I've flown air ambulance and medevac in piston, turboprop, and turbojet equipment, from dirt runways to busy international locations. Quality of equipment and quality of life runs the gamut from excellent to substandard and anywhere in between.
I have done jobs that are nothing but administrative transports, and I've had patients put on the aircraft that are spraying bodily fluids, badly burned, axe and gunshot wounds to the face, and all kinds of infectious conditions. I've had to take a series of shots after transporting a patient. I've transported children dying of cancer, and dead children. Some transports have been rewarding, some heartbreaking, some in unfavorable conditions.
The one absolute in any ambulance operation is that decisions are made based on safety of flight and nothing else. I have turned around and gone home, cancelling harvest of a heart, because of safety of flight circumstances. I have turned flights down for safety of flight, when the pressure was on to make the flight by nurses, general managers, owners, chief pilots, etc. I have taken airplanes off the line and grounded them due to maintenance at busy ambulance operations, making them unavailable. No one will help you there, and often won't back you...but as a professional you need to know what you can and cannot do, what's safe and what is not, and you need to be able to draw a line when no one else will.
I worked at a particular operation that took all comers; that is, any call for a patient, we went, regardless of the patient's ability to pay. We didn't ask. We got stiffed on about 50% of our lifts; patients refused, insurance wasn't there, whatever. We also got a lot more calls from hospitals and clinics, because they knew we'd come.

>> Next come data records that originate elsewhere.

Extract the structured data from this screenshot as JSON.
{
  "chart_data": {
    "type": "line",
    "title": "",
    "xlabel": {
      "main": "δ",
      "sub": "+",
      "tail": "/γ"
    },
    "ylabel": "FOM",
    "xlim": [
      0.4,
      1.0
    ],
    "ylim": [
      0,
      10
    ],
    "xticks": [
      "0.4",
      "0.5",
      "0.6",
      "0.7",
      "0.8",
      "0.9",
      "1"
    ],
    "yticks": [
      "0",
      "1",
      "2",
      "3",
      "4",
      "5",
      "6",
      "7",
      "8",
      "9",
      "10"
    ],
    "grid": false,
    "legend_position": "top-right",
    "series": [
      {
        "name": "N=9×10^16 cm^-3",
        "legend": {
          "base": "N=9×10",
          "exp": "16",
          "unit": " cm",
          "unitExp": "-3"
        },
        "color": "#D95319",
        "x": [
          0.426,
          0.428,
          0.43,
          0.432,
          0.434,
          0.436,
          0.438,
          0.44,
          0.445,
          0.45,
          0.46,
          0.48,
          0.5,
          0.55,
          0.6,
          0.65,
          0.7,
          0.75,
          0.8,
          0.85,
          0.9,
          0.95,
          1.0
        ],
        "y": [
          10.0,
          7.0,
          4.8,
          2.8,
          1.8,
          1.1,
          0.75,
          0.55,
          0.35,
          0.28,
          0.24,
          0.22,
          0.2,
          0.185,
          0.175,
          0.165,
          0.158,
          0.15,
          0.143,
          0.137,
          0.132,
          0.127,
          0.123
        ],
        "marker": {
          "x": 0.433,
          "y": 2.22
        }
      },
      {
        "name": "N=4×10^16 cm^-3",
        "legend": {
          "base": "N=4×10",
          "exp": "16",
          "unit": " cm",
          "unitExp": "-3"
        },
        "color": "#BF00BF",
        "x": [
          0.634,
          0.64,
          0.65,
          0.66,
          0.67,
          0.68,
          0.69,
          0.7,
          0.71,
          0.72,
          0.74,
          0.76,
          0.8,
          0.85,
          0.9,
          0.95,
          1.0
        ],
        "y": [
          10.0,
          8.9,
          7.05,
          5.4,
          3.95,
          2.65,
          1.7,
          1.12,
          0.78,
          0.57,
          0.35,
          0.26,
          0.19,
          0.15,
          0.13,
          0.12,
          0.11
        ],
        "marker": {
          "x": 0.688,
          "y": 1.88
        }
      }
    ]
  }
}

By comparison, every one of our competitors had earned the reputation of only flying when the patient could pay. If the flight was being dispatched and the company learned that the patient didn't have good insurance, the aircraft mysteriously broke down, but was available five minutes later for a different call. Not legal Not ethical. Very common.
I refuse to work for operations like that. It's always been an important element of my employment that I find the work rewarding. I don't feel that way with a shady operation, and there are many. Use caution, and don't ever take a job that you're not willing to drop in a heartbeat. The life you save won't only be your own.